Sunday, December 11, 2016

Public Approves Of Pipeline Demonstrators & Army Decision

The media never wanted to cover the Standing Rock demonstrations trying to stop the Dakota Access pipeline very much. Most coverage came through social media, but the word did get out -- and thousands joined those demonstrators in their effort. In the end, they won their battle, and the Army Corps of Engineers denied the pipeline route near the Standing Rock Reservation (which did get some media coverage).

What did the American people think of the demonstrators, and the decision to reroute the pipeline a second time (having already been rerouted away from white populated areas)? It turns out that by a fairly substantial margin (48% to 25%) the public supports the Standing Rock demonstrators, and an even larger margin supported the decision to stop the pipeline route going near the reservation (55% to 19%).

That's a bit surprising. There were 76 different policing agencies standing against (and sometimes abusing) the demonstrators -- and most in this country usually side with the police. I guess the justice of what the demonstrators were fighting for eked out this time (in spite of the media and corporate power).

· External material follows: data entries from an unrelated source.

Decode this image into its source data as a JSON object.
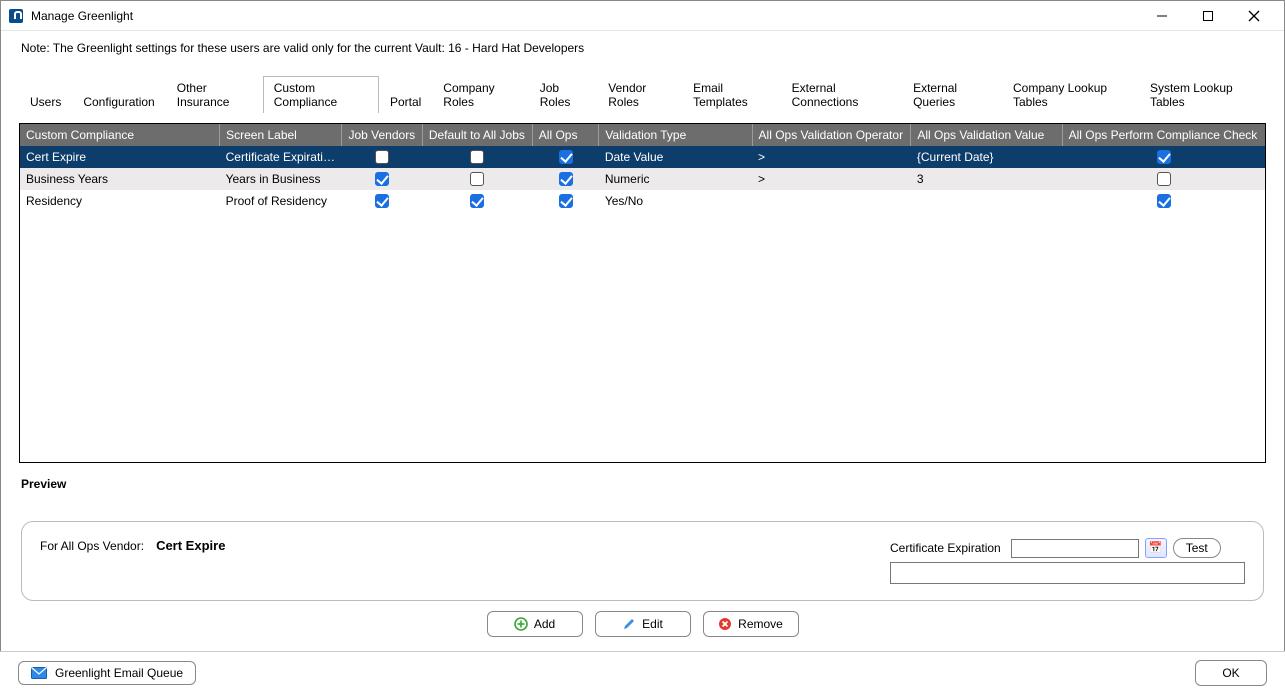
{
  "window": {
    "title": "Manage Greenlight"
  },
  "note": "Note:  The Greenlight settings for these users are valid only for the current Vault: 16 - Hard Hat Developers",
  "tabs": [
    "Users",
    "Configuration",
    "Other Insurance",
    "Custom Compliance",
    "Portal",
    "Company Roles",
    "Job Roles",
    "Vendor Roles",
    "Email Templates",
    "External Connections",
    "External Queries",
    "Company Lookup Tables",
    "System Lookup Tables"
  ],
  "active_tab_index": 3,
  "columns": [
    "Custom Compliance",
    "Screen Label",
    "Job Vendors",
    "Default to All Jobs",
    "All Ops",
    "Validation Type",
    "All Ops Validation Operator",
    "All Ops Validation Value",
    "All Ops Perform Compliance Check"
  ],
  "rows": [
    {
      "cc": "Cert Expire",
      "sl": "Certificate Expirati…",
      "jv": false,
      "da": false,
      "ao": true,
      "vt": "Date Value",
      "op": ">",
      "vv": "{Current Date}",
      "pc": true,
      "style": "sel"
    },
    {
      "cc": "Business Years",
      "sl": "Years in Business",
      "jv": true,
      "da": false,
      "ao": true,
      "vt": "Numeric",
      "op": ">",
      "vv": "3",
      "pc": false,
      "style": "alt"
    },
    {
      "cc": "Residency",
      "sl": "Proof of Residency",
      "jv": true,
      "da": true,
      "ao": true,
      "vt": "Yes/No",
      "op": "",
      "vv": "",
      "pc": true,
      "style": ""
    }
  ],
  "preview": {
    "heading": "Preview",
    "left_label": "For All Ops Vendor:",
    "left_value": "Cert Expire",
    "right_label": "Certificate Expiration",
    "test_label": "Test"
  },
  "actions": {
    "add": "Add",
    "edit": "Edit",
    "remove": "Remove"
  },
  "footer": {
    "email": "Greenlight Email Queue",
    "ok": "OK"
  }
}
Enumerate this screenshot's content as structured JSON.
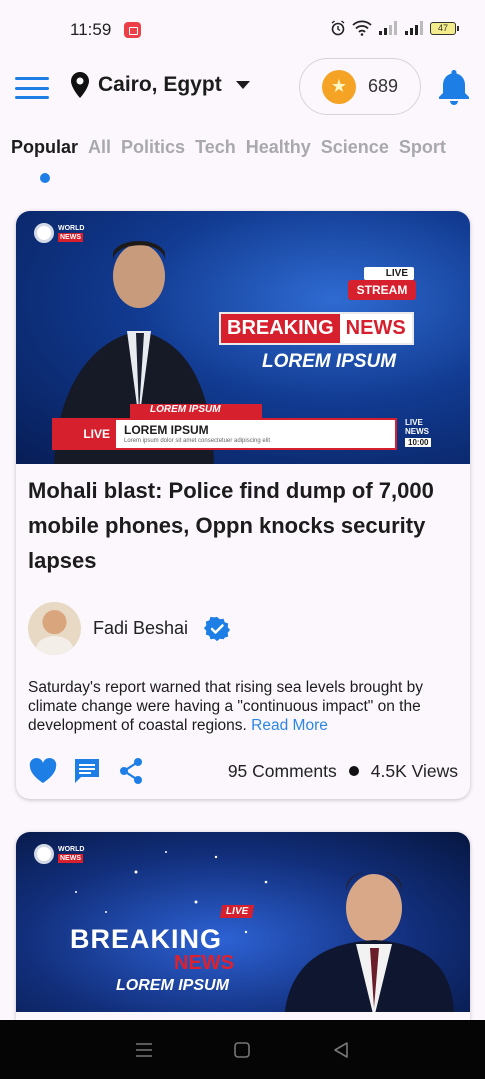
{
  "status_bar": {
    "time": "11:59",
    "battery": "47"
  },
  "header": {
    "location": "Cairo, Egypt",
    "coins": "689"
  },
  "categories": [
    {
      "label": "Popular",
      "active": true
    },
    {
      "label": "All"
    },
    {
      "label": "Politics"
    },
    {
      "label": "Tech"
    },
    {
      "label": "Healthy"
    },
    {
      "label": "Science"
    },
    {
      "label": "Sport"
    }
  ],
  "colors": {
    "accent": "#1d7ee6",
    "link": "#2c86e4",
    "news_red": "#d6202d"
  },
  "posts": [
    {
      "image": {
        "logo_world": "WORLD",
        "logo_news": "NEWS",
        "live": "LIVE",
        "stream": "STREAM",
        "breaking": "BREAKING",
        "news": "NEWS",
        "lorem": "LOREM IPSUM",
        "lower_third_tag": "LOREM IPSUM",
        "lower_third_live": "LIVE",
        "lower_third_title": "LOREM IPSUM",
        "lower_third_sub": "Lorem ipsum dolor sit amet consectetuer adipiscing elit",
        "live_news_1": "LIVE",
        "live_news_2": "NEWS",
        "live_news_time": "10:00"
      },
      "title": "Mohali blast: Police find dump of 7,000 mobile phones, Oppn knocks security lapses",
      "author": "Fadi Beshai",
      "description": "Saturday's report warned that rising sea levels brought by climate change were having a \"continuous impact\" on the development of coastal regions.",
      "read_more": "Read More",
      "comments": "95 Comments",
      "views": "4.5K Views"
    },
    {
      "image": {
        "logo_world": "WORLD",
        "logo_news": "NEWS",
        "live": "LIVE",
        "breaking": "BREAKING",
        "news": "NEWS",
        "lorem": "LOREM IPSUM"
      }
    }
  ]
}
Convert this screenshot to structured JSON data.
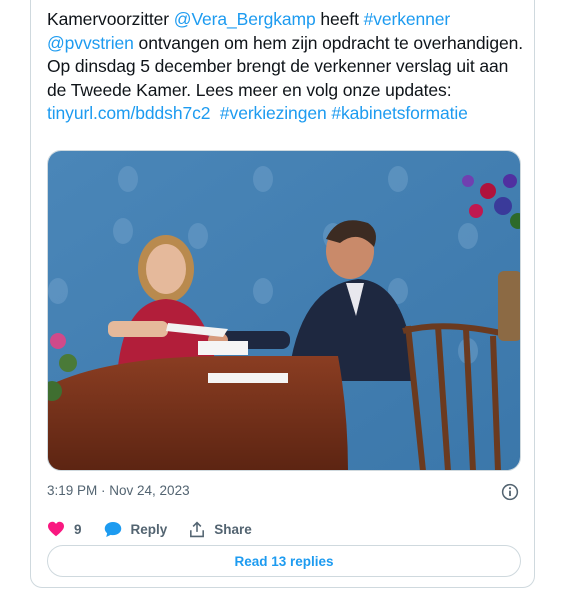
{
  "tweet": {
    "segments": [
      {
        "text": "Kamervoorzitter ",
        "kind": "text"
      },
      {
        "text": "@Vera_Bergkamp",
        "kind": "mention"
      },
      {
        "text": " heeft ",
        "kind": "text"
      },
      {
        "text": "#verkenner",
        "kind": "hashtag"
      },
      {
        "text": " ",
        "kind": "text"
      },
      {
        "text": "@pvvstrien",
        "kind": "mention"
      },
      {
        "text": " ontvangen om hem zijn opdracht te overhandigen. Op dinsdag 5 december brengt de verkenner verslag uit aan de Tweede Kamer. Lees meer en volg onze updates: ",
        "kind": "text"
      },
      {
        "text": "tinyurl.com/bddsh7c2",
        "kind": "url"
      },
      {
        "text": "  ",
        "kind": "text"
      },
      {
        "text": "#verkiezingen",
        "kind": "hashtag"
      },
      {
        "text": " ",
        "kind": "text"
      },
      {
        "text": "#kabinetsformatie",
        "kind": "hashtag"
      }
    ],
    "timestamp": "3:19 PM · Nov 24, 2023"
  },
  "actions": {
    "like_count": "9",
    "reply_label": "Reply",
    "share_label": "Share"
  },
  "read_replies_label": "Read 13 replies",
  "colors": {
    "link": "#1d9bf0",
    "heart": "#f91880",
    "text": "#0f1419",
    "muted": "#536471",
    "border": "#cfd9de"
  },
  "icons": {
    "like": "heart-icon",
    "reply": "speech-bubble-icon",
    "share": "share-arrow-icon",
    "info": "info-icon"
  }
}
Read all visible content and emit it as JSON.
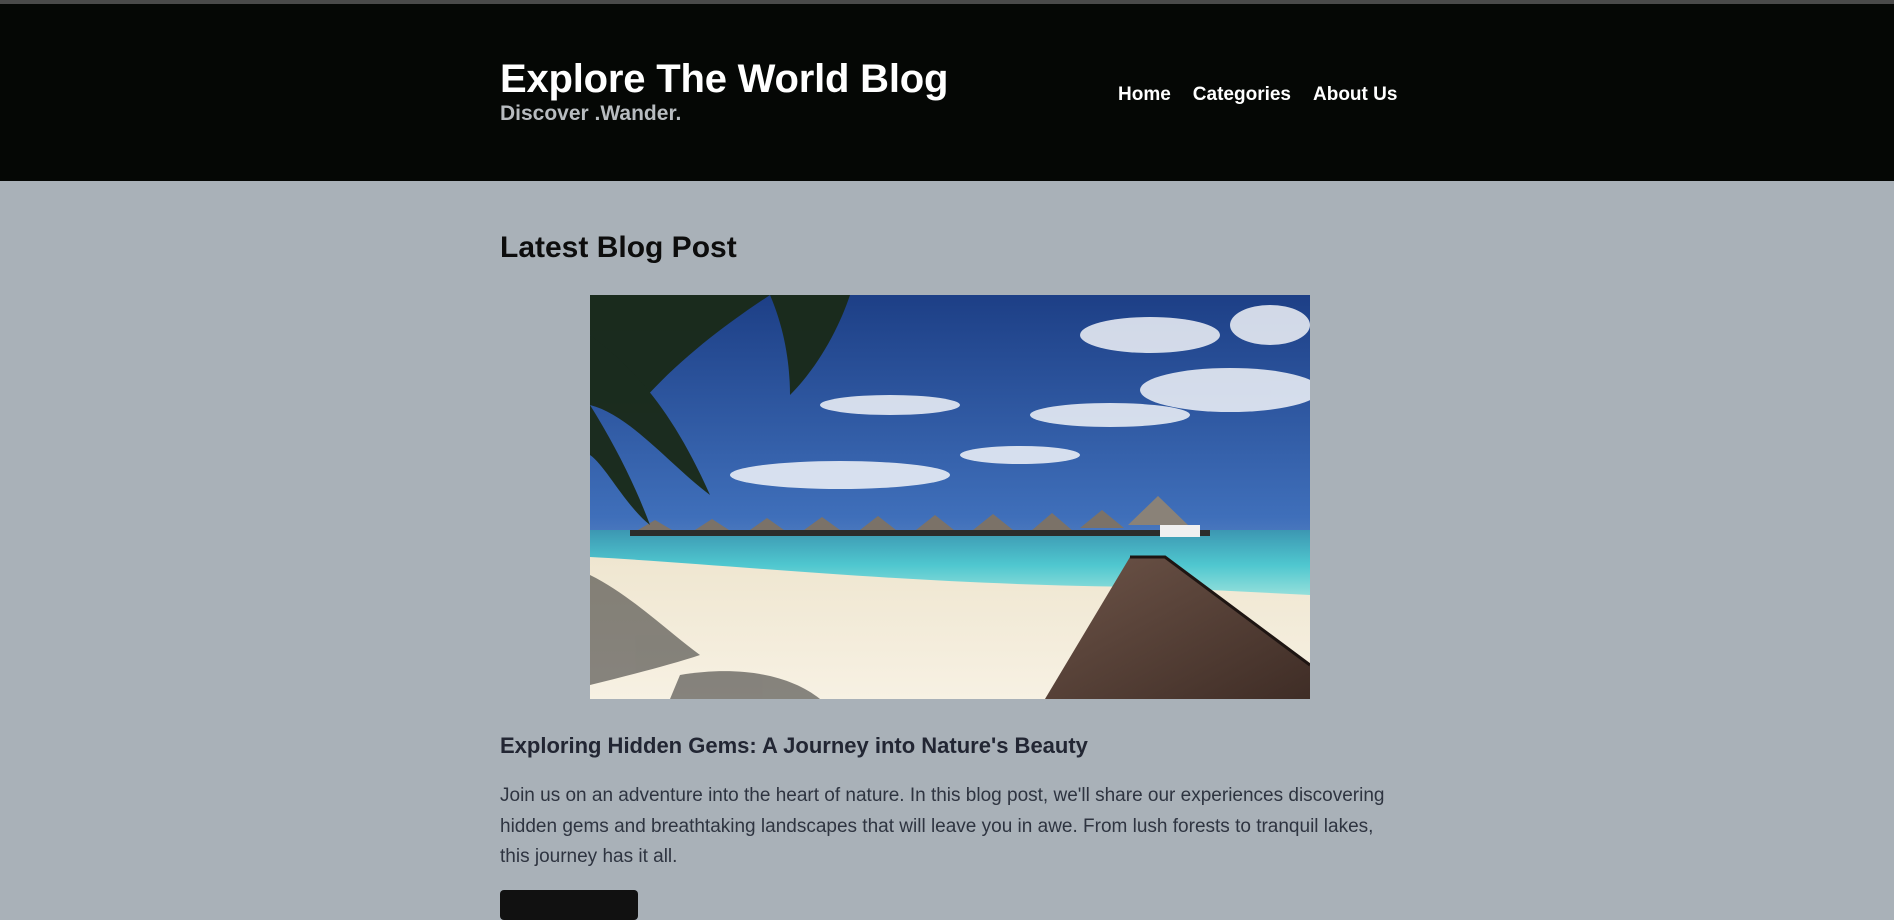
{
  "header": {
    "title": "Explore The World Blog",
    "tagline": "Discover .Wander."
  },
  "nav": {
    "items": [
      "Home",
      "Categories",
      "About Us"
    ]
  },
  "main": {
    "section_title": "Latest Blog Post",
    "post": {
      "image_alt": "Overwater bungalows along a wooden pier on a tropical beach",
      "title": "Exploring Hidden Gems: A Journey into Nature's Beauty",
      "excerpt": "Join us on an adventure into the heart of nature. In this blog post, we'll share our experiences discovering hidden gems and breathtaking landscapes that will leave you in awe. From lush forests to tranquil lakes, this journey has it all."
    }
  },
  "colors": {
    "header_bg": "#050705",
    "page_bg": "#a9b1b8",
    "heading": "#0d0d0d",
    "body_text": "#2e3440"
  }
}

Also interesting is the chart below. The same survey asked respondents if various types of political action could still work these days. A substantial majority said petitions and strikes could be effective -- and pluralities thought marches and contacting congress could be effective. Only two types of political action were thought ineffective by pluralities -- blockades and riots.

These charts were made from a recent YouGov Poll -- done on December 6th and 7th of a random national sample of 1,000 people, and has a 4.1 point margin of error.